When we push away our emotions, the internal divide gets deeper. We stop knowing who we are. In a sense, we become ‘top-heavy,’ with a lot of thought, but not much experience of feeling. Maybe we can’t take in the experience of others, whether it is the cow out in the pasture or our partner or friend who is upset. Or at the other extreme, our upset feelings are the only ones that matter. There are consequences. We cannot see the other’s perspective. Our hearts are limited. The divided inner world reflects in the outer.
Compassion can only come through connection. Compassion for ourselves usually allows us to extend that quality outward to others (unless we are too damaged). Extending compassion outwards means no longer putting ourselves first. It means that I don’t want my children to go to better schools or make more money if it comes at the expense of other children. It means not wanting anybody else to suffer, starve, be beaten or be stopped by a ‘glass ceiling.’ It means we recognize that we are all in this together. Getting on top isn’t the path to safety. Safety is only possible if we are all safe.

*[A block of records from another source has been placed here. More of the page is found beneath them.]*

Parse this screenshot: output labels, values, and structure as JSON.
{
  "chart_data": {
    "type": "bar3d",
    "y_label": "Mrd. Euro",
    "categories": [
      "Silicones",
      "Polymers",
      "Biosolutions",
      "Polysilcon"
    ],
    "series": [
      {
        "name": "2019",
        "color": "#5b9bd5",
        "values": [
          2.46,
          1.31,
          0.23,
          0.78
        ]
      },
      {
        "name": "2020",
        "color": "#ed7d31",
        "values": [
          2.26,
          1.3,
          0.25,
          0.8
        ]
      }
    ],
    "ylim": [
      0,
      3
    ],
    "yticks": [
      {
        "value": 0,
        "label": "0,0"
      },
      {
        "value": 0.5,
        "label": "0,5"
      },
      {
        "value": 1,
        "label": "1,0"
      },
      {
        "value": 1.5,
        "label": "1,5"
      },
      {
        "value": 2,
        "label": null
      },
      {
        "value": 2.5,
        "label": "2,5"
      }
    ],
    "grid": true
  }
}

Love cannot be outmaneuvered. It can only be pushed away. Love embraces. It is not the cold hard and detached stare of someone who doesn’t care. But to be nurtured, cared about and related to: isn’t that the realm of the heart? Isn’t that what we all want? We may hope the world will change, but how can it without us changing, without recognizing that the little monkey is also a part of each of us? Truly, self-protection has limits. These limits impact not just our personal experience of self, love, and relationship, but also the outer world. Similarly, we sometimes get stuck in pulling back rather than reaching out when we get caught in a conflict with our loved ones.
To create safety in our relationship, we have to be emotionally trustworthy. We have to learn to be there for each other. We have to reach out our hand to hold the hand of the other.
We live and breathe in the context of relationships. We can do so with an open heart. If we cannot find our open heart, we can begin the work of unraveling why not. We can begin the work of connecting more deeply to ourselves.